Ora, na verdade, Jouvet nos ajudou e muito. Mostrou uma nova maneira de
apresentar o espetáculo teatral; salientou a importância do teatro e mostrou,
ainda, as possibilidades do artista brasileiro. (...) Tudo isso despertava a nossa
atenção e ainda para um aspecto para o qual ainda não tínhamos voltado os
olhos. Não seria verdade dizer – se que o autor brasileiro não estava nas
cogitações dos mentores de Os Comediantes.

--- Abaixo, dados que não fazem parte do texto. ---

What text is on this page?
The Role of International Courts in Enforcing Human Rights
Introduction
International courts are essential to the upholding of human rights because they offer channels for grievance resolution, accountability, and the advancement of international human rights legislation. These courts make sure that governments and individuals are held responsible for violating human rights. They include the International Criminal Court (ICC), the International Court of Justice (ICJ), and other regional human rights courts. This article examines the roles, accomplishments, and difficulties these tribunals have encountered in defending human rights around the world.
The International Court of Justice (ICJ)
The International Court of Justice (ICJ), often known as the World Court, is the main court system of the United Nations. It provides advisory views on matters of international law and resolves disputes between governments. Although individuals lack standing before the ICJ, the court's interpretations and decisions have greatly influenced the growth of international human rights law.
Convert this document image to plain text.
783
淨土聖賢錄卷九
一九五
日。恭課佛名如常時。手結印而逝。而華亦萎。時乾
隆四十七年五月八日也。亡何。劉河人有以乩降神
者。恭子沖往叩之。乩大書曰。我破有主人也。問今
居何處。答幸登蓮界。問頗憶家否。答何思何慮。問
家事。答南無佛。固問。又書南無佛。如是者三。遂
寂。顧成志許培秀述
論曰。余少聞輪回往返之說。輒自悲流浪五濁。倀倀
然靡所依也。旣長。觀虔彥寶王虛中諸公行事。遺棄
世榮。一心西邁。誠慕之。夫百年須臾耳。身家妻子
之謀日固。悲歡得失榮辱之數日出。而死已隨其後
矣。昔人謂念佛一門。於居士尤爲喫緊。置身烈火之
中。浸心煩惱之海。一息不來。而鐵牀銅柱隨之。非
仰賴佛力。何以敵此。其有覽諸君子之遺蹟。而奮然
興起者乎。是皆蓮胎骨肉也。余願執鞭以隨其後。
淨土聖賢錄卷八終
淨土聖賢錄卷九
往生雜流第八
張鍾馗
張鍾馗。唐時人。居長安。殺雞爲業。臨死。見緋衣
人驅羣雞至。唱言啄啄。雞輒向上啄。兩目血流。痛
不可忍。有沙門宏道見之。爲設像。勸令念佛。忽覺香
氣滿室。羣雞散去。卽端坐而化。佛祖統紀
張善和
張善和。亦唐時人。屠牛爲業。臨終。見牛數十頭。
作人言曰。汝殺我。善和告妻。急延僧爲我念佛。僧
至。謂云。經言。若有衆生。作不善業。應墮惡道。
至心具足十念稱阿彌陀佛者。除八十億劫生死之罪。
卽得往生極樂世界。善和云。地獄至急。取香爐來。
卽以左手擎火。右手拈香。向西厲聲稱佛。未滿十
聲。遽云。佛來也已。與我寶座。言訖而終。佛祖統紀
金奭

Mas o certo é que, diante da
qualidade mínima existente, não havia também esforço no sentido de procurar
algo possível a ser revelado. (...) Foi quando surgiu o texto de um jovem
escritor, que tivera sua peça estreada um ano antes, pelo elenco oficial
patrocinado pelo Serviço Nacional de Teatro, sem maior êxito. Tratava – se de
um jornalista em início de carreira, pertencente a uma família de jornalistas e
filho de conhecido homem de imprensa. Era Nelson Rodrigues, cujo novo
original despertou o interesse de Ziembisnki, pois que se lhe apresentava como
um campo de ação fabuloso. Vestido de Noiva era um presente dos céus a sua
formação expressionista. (Dória; 1975: 16, 17,18).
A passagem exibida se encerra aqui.